# Общий раздел > Форум свободного общения > О нас >  Моя мечта

## Irina

Какая она, ваша заветная мечта? 
Сбылалась ли она?
А если нет - почему?
Кто виноват.....?
Жива ли мечта........?

----------


## Irina

А у меня мечта - ближе, так сказать, к пенсии переехать жить на юг Испании в Малагу. Думаю что придет время и мечта исполнится

----------


## Alex

Малага это конечно хорошо. Всегда хотелось оказаться в цветущем лимоновом саду - если запах от домашних божественный, то какаво там.

----------


## Irina

*Ещё одна мечта, но уже более реальная*

[Скрытая ссылка. Необходима регистрация. ]

----------


## Irina

*Мечта, которая вот-вот сбудется*

----------


## BiZ111

> *Мечта, которая вот-вот сбудется*


Поднять с ковра билет рамштаина? гг))) Шучу


А я слышал такое, что ни в коем случае нельзя говорить о своих мечтах

----------


## Irina

> А я слышал такое, что ни в коем случае нельзя говорить о своих мечтах


Суеверия всё это. Мне никогда рассказы о мечте не мешали её осуществить)))

----------


## BiZ111

Может быть.
Где-то читал, что желания свои нужно именно ПРОГОВАРИВАТЬ вслух..Друзьям, близким. Мол, они (мечты) очень любят, когда о них говорят. 


_может быть и где-то на форумах читал, но по-моему в газете_

----------


## Irina

Я об этом целую книгу прочитала.
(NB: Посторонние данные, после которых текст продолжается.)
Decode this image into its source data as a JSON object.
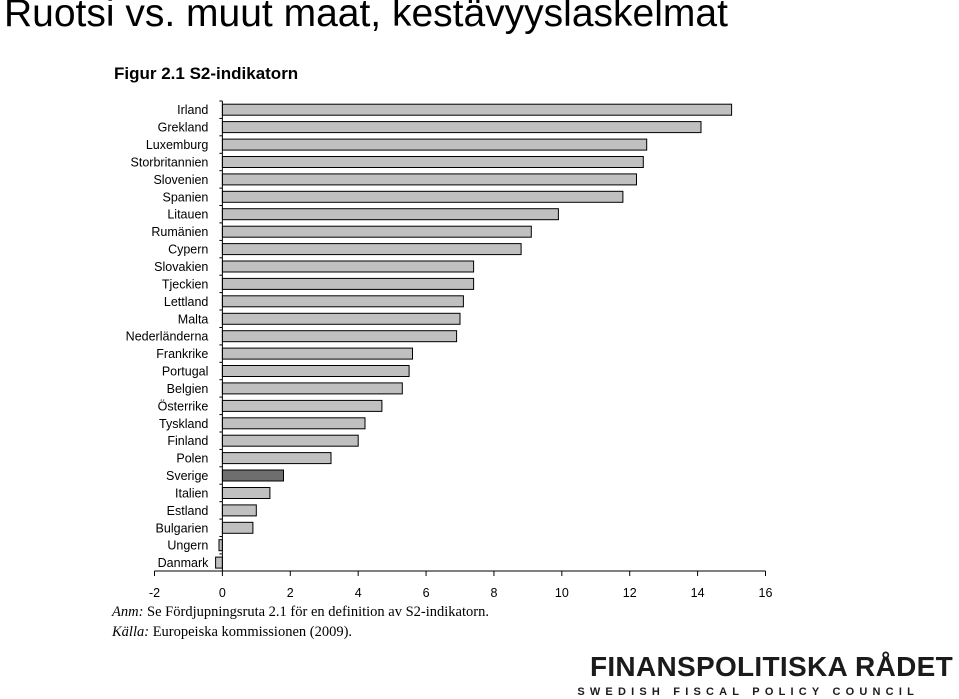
{
  "slide": {
    "title": "Ruotsi vs. muut maat, kestävyyslaskelmat"
  },
  "notes": {
    "anm_label": "Anm:",
    "anm_text": " Se Fördjupningsruta 2.1 för en definition av S2-indikatorn.",
    "kalla_label": "Källa:",
    "kalla_text": " Europeiska kommissionen (2009)."
  },
  "logo": {
    "name": "FINANSPOLITISKA RÅDET",
    "subtitle": "SWEDISH FISCAL POLICY COUNCIL"
  },
  "chart_data": {
    "type": "bar",
    "orientation": "horizontal",
    "title": "Figur 2.1 S2-indikatorn",
    "xlabel": "",
    "ylabel": "",
    "xlim": [
      -2,
      16
    ],
    "x_ticks": [
      -2,
      0,
      2,
      4,
      6,
      8,
      10,
      12,
      14,
      16
    ],
    "grid": false,
    "legend": "none",
    "categories": [
      "Irland",
      "Grekland",
      "Luxemburg",
      "Storbritannien",
      "Slovenien",
      "Spanien",
      "Litauen",
      "Rumänien",
      "Cypern",
      "Slovakien",
      "Tjeckien",
      "Lettland",
      "Malta",
      "Nederländerna",
      "Frankrike",
      "Portugal",
      "Belgien",
      "Österrike",
      "Tyskland",
      "Finland",
      "Polen",
      "Sverige",
      "Italien",
      "Estland",
      "Bulgarien",
      "Ungern",
      "Danmark"
    ],
    "values": [
      15.0,
      14.1,
      12.5,
      12.4,
      12.2,
      11.8,
      9.9,
      9.1,
      8.8,
      7.4,
      7.4,
      7.1,
      7.0,
      6.9,
      5.6,
      5.5,
      5.3,
      4.7,
      4.2,
      4.0,
      3.2,
      1.8,
      1.4,
      1.0,
      0.9,
      -0.1,
      -0.2
    ],
    "highlight": "Sverige",
    "colors": {
      "bar": "#c0c0c0",
      "highlight": "#6e6e6e",
      "outline": "#000000"
    }
  }
}
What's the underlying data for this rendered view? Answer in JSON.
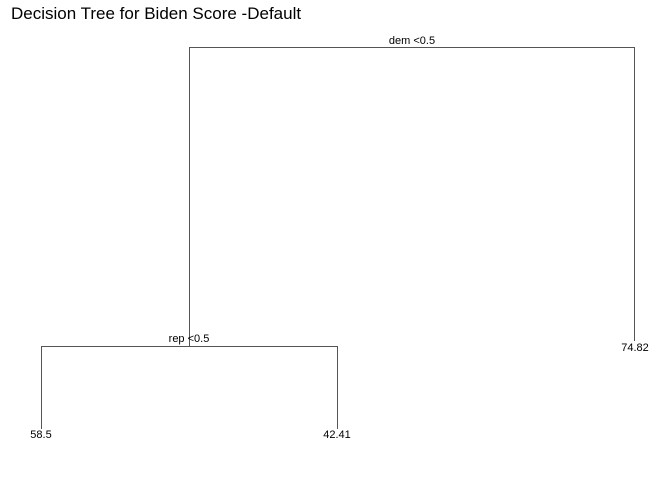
{
  "title": "Decision Tree for Biden Score -Default",
  "tree": {
    "root_split": "dem <0.5",
    "left_split": "rep <0.5",
    "leaves": {
      "left_left": "58.5",
      "left_right": "42.41",
      "right": "74.82"
    }
  },
  "colors": {
    "line": "#555555",
    "text": "#000000"
  }
}
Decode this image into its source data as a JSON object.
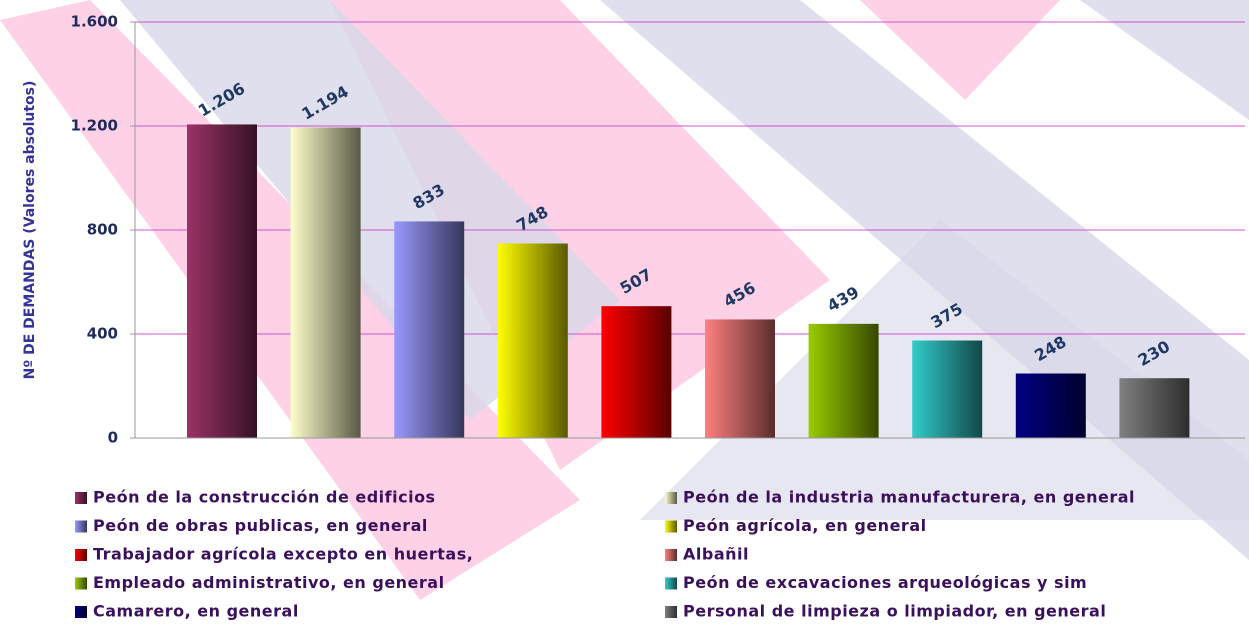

Мысли материализуются, поэтому не только думать нужно, но и говорить о своих мечтах.

----------


## SDS

*Irina*, мечтаю купить чеченскую кобылу на которой Джохар Дудаев покойный
на охоту ездил, люблю охоту на чеченской кобыле!

----------


## PatR!oT

не скажу это ведь моя заветная мечта ))))

----------